Specifically, Petitioner argues that the Commission “revamped” the AU’s findings of fact 11, 12, 13, 16 and 30 without remanding the matter for a contested hearing regarding those findings. However, we have carefully reviewed the changes made by the Commission and conclude *155that the changes were, rather, of legal conclusions. For instance, the Commission’s changes to findings of fact 11,12, and 13 relate to whether to include the square footage of “appurtenances” within the square footage calculation under the Setback Rules. Also, in finding of fact 16, the Commission merely added a portion of the Setback Rules to this finding.6 See N. C. Farm Bureau Mut. Ins. Co. v.
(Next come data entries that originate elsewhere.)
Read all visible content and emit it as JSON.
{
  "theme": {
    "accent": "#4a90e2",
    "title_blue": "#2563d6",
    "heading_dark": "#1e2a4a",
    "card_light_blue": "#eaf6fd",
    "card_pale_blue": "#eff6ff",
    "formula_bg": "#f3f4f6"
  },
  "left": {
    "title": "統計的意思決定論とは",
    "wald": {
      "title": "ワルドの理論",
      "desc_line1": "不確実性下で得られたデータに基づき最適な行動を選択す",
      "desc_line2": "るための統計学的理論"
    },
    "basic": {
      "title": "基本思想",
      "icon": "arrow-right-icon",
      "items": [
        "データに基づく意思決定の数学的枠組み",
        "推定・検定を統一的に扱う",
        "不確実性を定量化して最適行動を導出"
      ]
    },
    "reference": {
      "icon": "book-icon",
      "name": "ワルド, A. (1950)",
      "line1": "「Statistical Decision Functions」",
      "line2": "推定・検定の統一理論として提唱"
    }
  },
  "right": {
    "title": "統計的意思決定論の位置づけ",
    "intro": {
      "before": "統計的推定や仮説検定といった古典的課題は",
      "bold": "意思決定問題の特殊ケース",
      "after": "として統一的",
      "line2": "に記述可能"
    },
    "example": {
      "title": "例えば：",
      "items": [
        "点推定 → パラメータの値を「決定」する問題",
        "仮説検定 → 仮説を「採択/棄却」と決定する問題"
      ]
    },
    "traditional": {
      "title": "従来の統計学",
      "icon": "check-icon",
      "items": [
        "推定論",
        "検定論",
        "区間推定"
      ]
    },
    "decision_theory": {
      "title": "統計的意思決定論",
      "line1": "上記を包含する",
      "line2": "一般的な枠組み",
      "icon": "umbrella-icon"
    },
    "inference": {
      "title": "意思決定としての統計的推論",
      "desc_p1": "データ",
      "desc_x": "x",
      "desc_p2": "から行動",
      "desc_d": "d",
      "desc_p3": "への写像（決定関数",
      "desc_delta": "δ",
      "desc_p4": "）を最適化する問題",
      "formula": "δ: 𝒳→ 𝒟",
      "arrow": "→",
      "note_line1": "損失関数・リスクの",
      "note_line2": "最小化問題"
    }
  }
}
Cully’s Motorcross Park, Inc., _ N.C. _, _, 742 S.E.2d 781, 789 (2013) (stating that “plaintiff did not challenge the trial court’s findings of fact as findings of fact; rather, plaintiff challenged what the trial court labeled ‘findings of fact,’... [and] [i]n essence, plaintiff challenged the trial court’s conclusions of law”); In re Foreclosure by David A. Simpson, P.C., 211 N.C. App. 483, 487-88, 711 S.E.2d 165, 169 (2011) (stating that “[w]hen this Court determines that findings of fact and conclusions of law have been mislabeled by the trial court, we may reclassify them, where necessary, before applying our standard of review”).

III. Conclusion

Based on the foregoing, we affirm the 20 April 2012 Order and Judgment of the trial court affirming the Commission’s Final Agency Decision.

AFFIRMED.

Judge BRYANT and Judge STEPHENS concur.